Público – 21 Novembro 2013

Financiamento de 902 mil euros da Fundação Gates irá permitir a equipa internacional, liderada por laboratório português, continuar a testar uma potencial vacina com parasita transgénico, que já deu resultados preliminares positivos.

Uma vacina contra a malária está a ser concebida por portugueses desde 2010. Na altura, Miguel Prudêncio, investigador e líder de uma equipa no Instituto de Medicina Molecular (IMM), em Lisboa, recebeu 100 mil dólares da Fundação Bill & Melinda Gates depois de concorrer a um financiamento de Fase I do programa Grand Challenges Explorations. Agora, passados três anos, o investigador volta a ser premiado pela fundação, desta vez com 902 mil euros, para continuar o projecto.
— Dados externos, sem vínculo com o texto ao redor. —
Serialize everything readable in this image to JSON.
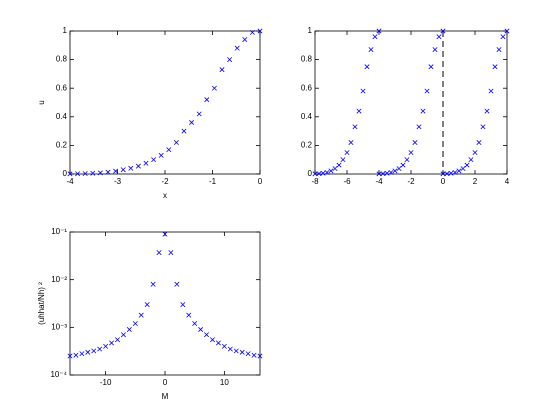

Se tudo correr bem, daqui a dois anos começarão os primeiros ensaios clínicos em humanos para testar uma candidata a vacina, cuja ideia nasceu em Portugal.

O conceito de Miguel Prudêncio é simples. É preciso um parasita da malária de roedores, que não causa a doença em humanos, mas interage o suficiente com o sistema imunitário para provocar a imunização. Depois, é preciso inserir um gene do parasita humano no parasita de roedores, para criar uma imunização dirigida à malária humana. A ideia funcionou. O novo financiamento da fase II vai servir agora para fazer as últimas experiências preliminares, desenvolver um método de produção in vitro do parasita de roedores e vai ajudar a fazer a aplicação do pedido para a realização de ensaios em humanos na Holanda. Miguel Prudêncio está esperançoso, mas o investigador sabe que ainda há muitos desafios para ultrapassar, ou não fosse esta uma doença muito complexa.